The place the lifetime 'b
in Ref<'b, T>
comes from originally is RefCell::borrow()
β it is the lifetime of a reference to the RefCell
. It ensures that the Ref
cannot outlive the RefCell
. However, it can be arbitrarily long β even 'static
β if the caller provides a suitable &'b RefCell<T>
.
But the premise of a RefCell
is that you can borrow the contents only as long as you have the run-time Ref
or RefMut
guard alive. That's how it prevents conflicts. And so any reference to the T
you get must be a borrow of the Ref
, not of the RefCell
.
If Ref::map()
had the signature proposed by @wishawa, then you could use it to break RefCell
by extracting a long-lived &T
:
use std::cell::{RefCell, Ref};
fn cheat<'rc, T>(cell: &'rc RefCell<T>) -> &'rc T {
let guard = cell.borrow();
let mut output = None;
Ref::map(guard, |ref_to_contents| {
output = Some(ref_to_contents);
&()
});
output.unwrap()
}
fn main() {
let cell = RefCell::new(0);
let r1: &i32 = cheat(&cell);
let r2: &mut i32 = &mut *cell.borrow_mut();
// oops, UB: r1 and r2 refer to the same memory but r2 is exclusive
}
There is, however a valid non-HRTB signature you could write:
pub fn map<'r, U: ?Sized, F>(orig: &'r Ref<'b, T>, f: F) -> Ref<'r, U>
where
F: FnOnce(&'r T) -> &'r U
{...}
Here, the f
function is given a reference that is only valid as long as the Ref
exists.
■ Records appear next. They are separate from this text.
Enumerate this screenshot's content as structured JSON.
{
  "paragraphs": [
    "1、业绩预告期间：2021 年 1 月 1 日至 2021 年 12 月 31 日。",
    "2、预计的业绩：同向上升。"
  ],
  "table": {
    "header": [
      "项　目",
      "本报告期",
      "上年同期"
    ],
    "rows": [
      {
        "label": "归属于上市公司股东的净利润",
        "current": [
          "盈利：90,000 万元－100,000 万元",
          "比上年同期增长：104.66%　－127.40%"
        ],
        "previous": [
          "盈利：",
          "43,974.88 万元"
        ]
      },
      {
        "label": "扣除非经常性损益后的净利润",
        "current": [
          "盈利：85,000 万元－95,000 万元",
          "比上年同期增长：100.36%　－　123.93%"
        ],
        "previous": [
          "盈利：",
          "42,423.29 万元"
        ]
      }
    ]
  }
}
But, in order to achieve that, it has to take a borrowed Ref
, and that is less useful than the real Ref::map()
β if you can keep the original Ref
around to borrow it, then you can also just apply the function to the reference the guard dereferences to:
let guard = cell.borrow();
let u: &U = f(&*guard);